The main scientific achievements of the group:

• A mathematical algorithm has been developed, software has been created for search of a phase shifts of triplet periodicity in genes. The phase shift of the triplet periodicity makes it possible to identify reading frame shift mutations in the genes. It has been shown that approximately 10% of all known genes from the database (millions of genes) contain triplet periodicity phase shifts. This is about 20 times more than it is possible to register experimentally or with all previously developed mathematical methods. This allows us to conclude that mutations of the reading frame shift type have been widely used by evolution and are far from always fatal for genes . The created software is located at: http://victoria.biengi.ac.ru/fsfinder/
• A mathematical algorithm has been developed, software has been created for searching for triple- frequency fusion points in DNA. The points of disorder allow you to find potential sites of gluing together of genes and insertions of a fragment of one gene into another gene.

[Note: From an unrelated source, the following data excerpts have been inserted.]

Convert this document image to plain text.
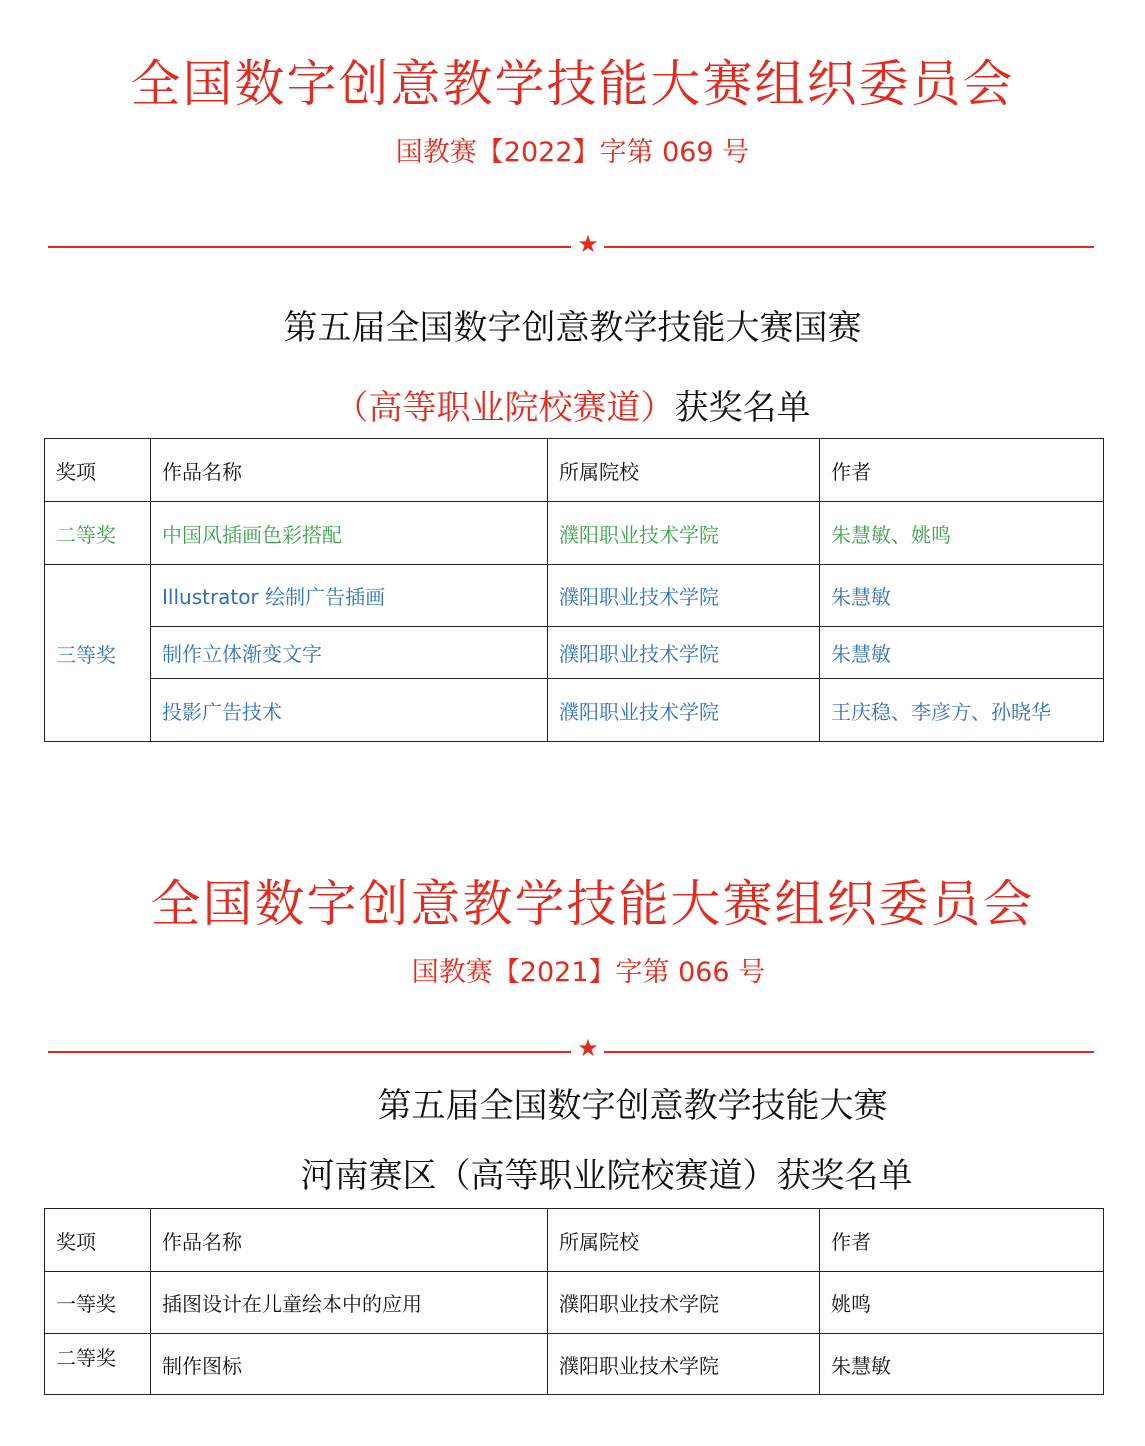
全国数字创意教学技能大赛组织委员会
国教赛【2022】字第 069 号
★
第五届全国数字创意教学技能大赛国赛
（高等职业院校赛道）获奖名单
奖项	作品名称	所属院校	作者
二等奖	中国风插画色彩搭配	濮阳职业技术学院	朱慧敏、姚鸣
三等奖	Illustrator 绘制广告插画	濮阳职业技术学院	朱慧敏
	制作立体渐变文字	濮阳职业技术学院	朱慧敏
	投影广告技术	濮阳职业技术学院	王庆稳、李彦方、孙晓华
全国数字创意教学技能大赛组织委员会
国教赛【2021】字第 066 号
★
第五届全国数字创意教学技能大赛
河南赛区（高等职业院校赛道）获奖名单
奖项	作品名称	所属院校	作者
一等奖	插图设计在儿童绘本中的应用	濮阳职业技术学院	姚鸣
二等奖	制作图标	濮阳职业技术学院	朱慧敏
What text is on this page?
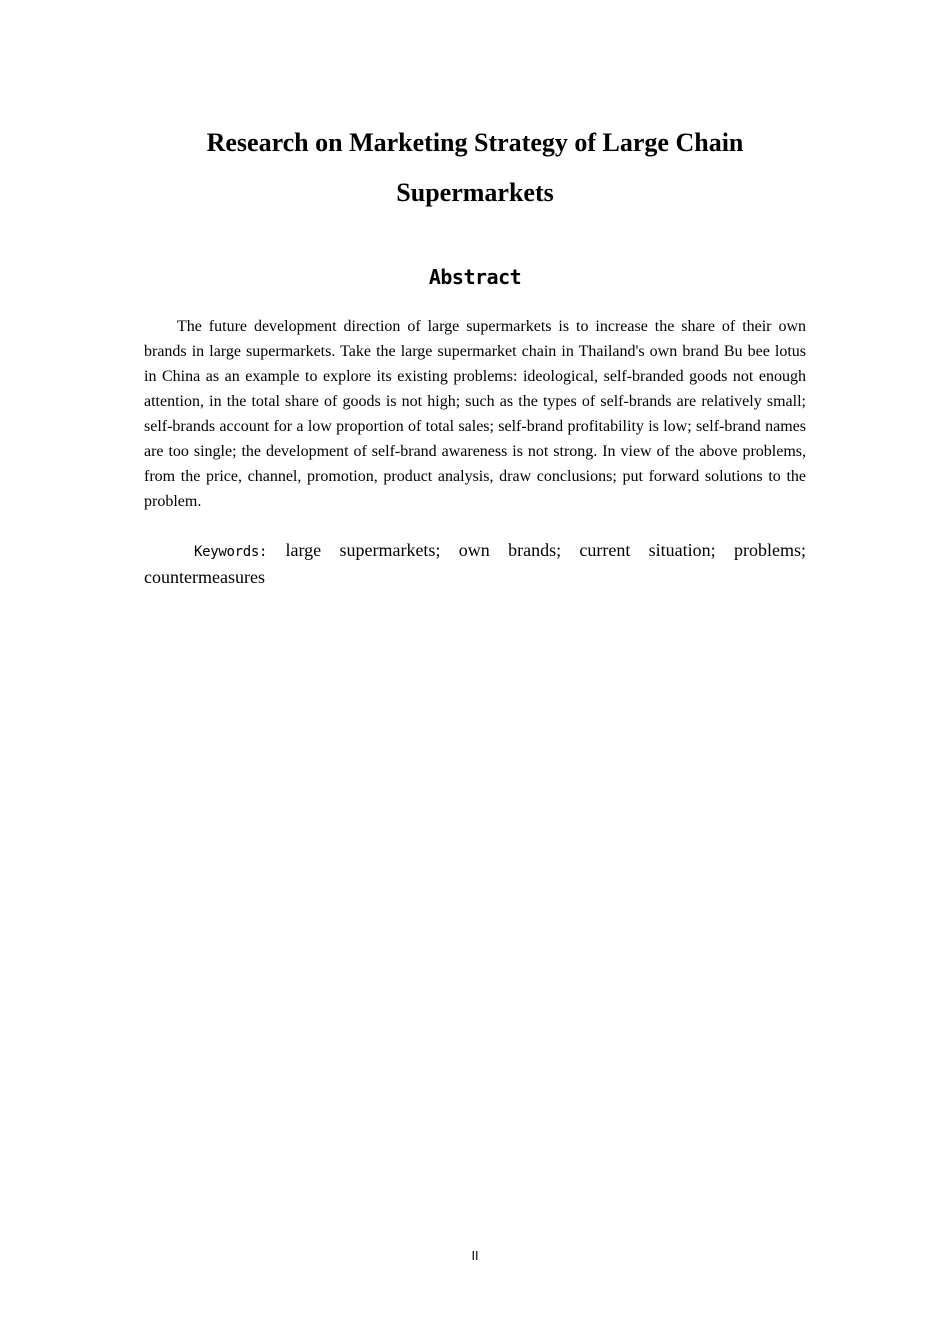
Research on Marketing Strategy of Large Chain Supermarkets
Abstract

The future development direction of large supermarkets is to increase the share of their own brands in large supermarkets. Take the large supermarket chain in Thailand's own brand Bu bee lotus in China as an example to explore its existing problems: ideological, self-branded goods not enough attention, in the total share of goods is not high; such as the types of self-brands are relatively small; self-brands account for a low proportion of total sales; self-brand profitability is low; self-brand names are too single; the development of self-brand awareness is not strong. In view of the above problems, from the price, channel, promotion, product analysis, draw conclusions; put forward solutions to the problem.

Keywords: large supermarkets; own brands; current situation; problems; countermeasures

II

An analysis of the genes contained in the Kegg database showed that approximately 20% of the genes contain frustration points . This shows that the processes of gene gluing and inserts occur about 10 times more often than experimental data suggest, or all the previously developed mathematical methods. This result can be used to create new genes, since fusion points are natural sites of cuts in genes that use natural processes.
• A new mathematical method has been developed, software has been created, and a Web server has been developed for annotating genes from bacteria genomes. Using the example of 104 bacterial genomes, it was shown that this method allows us to annotate at the same statistical level at ~ 19% than this can be done by all the previously developed approaches. This is a new result, as it allows to use millions of genes in biotechnology, which are currently known only as a sequence and their function is not defined. Created a site: http://genefunction.ru , where each user can annotate sequences of genes.
• A mathematical approach has been developed for finding the hidden periodicity of symbolic sequences. A large number of DNA sequences from various genomes that have latent periodicity with insertions and deletions of symbols have been identified . These are original results not currently available . The software is located on the server: http://victoria.biengi.ac.ru/splinter/login.php
• Developed a new mathematical approach to search for multiple alignment of nucleotide sequences. The method allows us to find multiple alignment of sequences for the steppe evolutionary divergen n s x <4.4 mutations per nucleotide. All known programs and algorithms allow you to do this up to x <2.5. A second approach Anna allowed to receive multiple alignment of the promoter sequences from the genome sA.thaliaha , d.melanogaster, H.sapiens
• A database of sequences from diverse genomes with different kinds of periodicity. The base is located at: http://victoria.biengi.ac.ru/cgi-bin/indelper/index.cgi
• A cds database has been developed with potential mutations of the reading frame shift type. http://victoria.biengi.ac.com/cgi-bin/frameshift/index.cgi

INNOVATIVE DEVELOPMENTS

1. Annotation (prediction of biological function) of bacterial genes
2. Search for potential mini and microsatellites in DNA sequences
3. Search for potential mutations of type pa shift reading frame in cds different genomes
4. Calculation of multiple alignment for highly diverged amino acid or nucleotide sequences (more than 2.5 mutations per amino acid or nucleotide)
5. Search for potential promoters and TSS in eukaryotic genomes.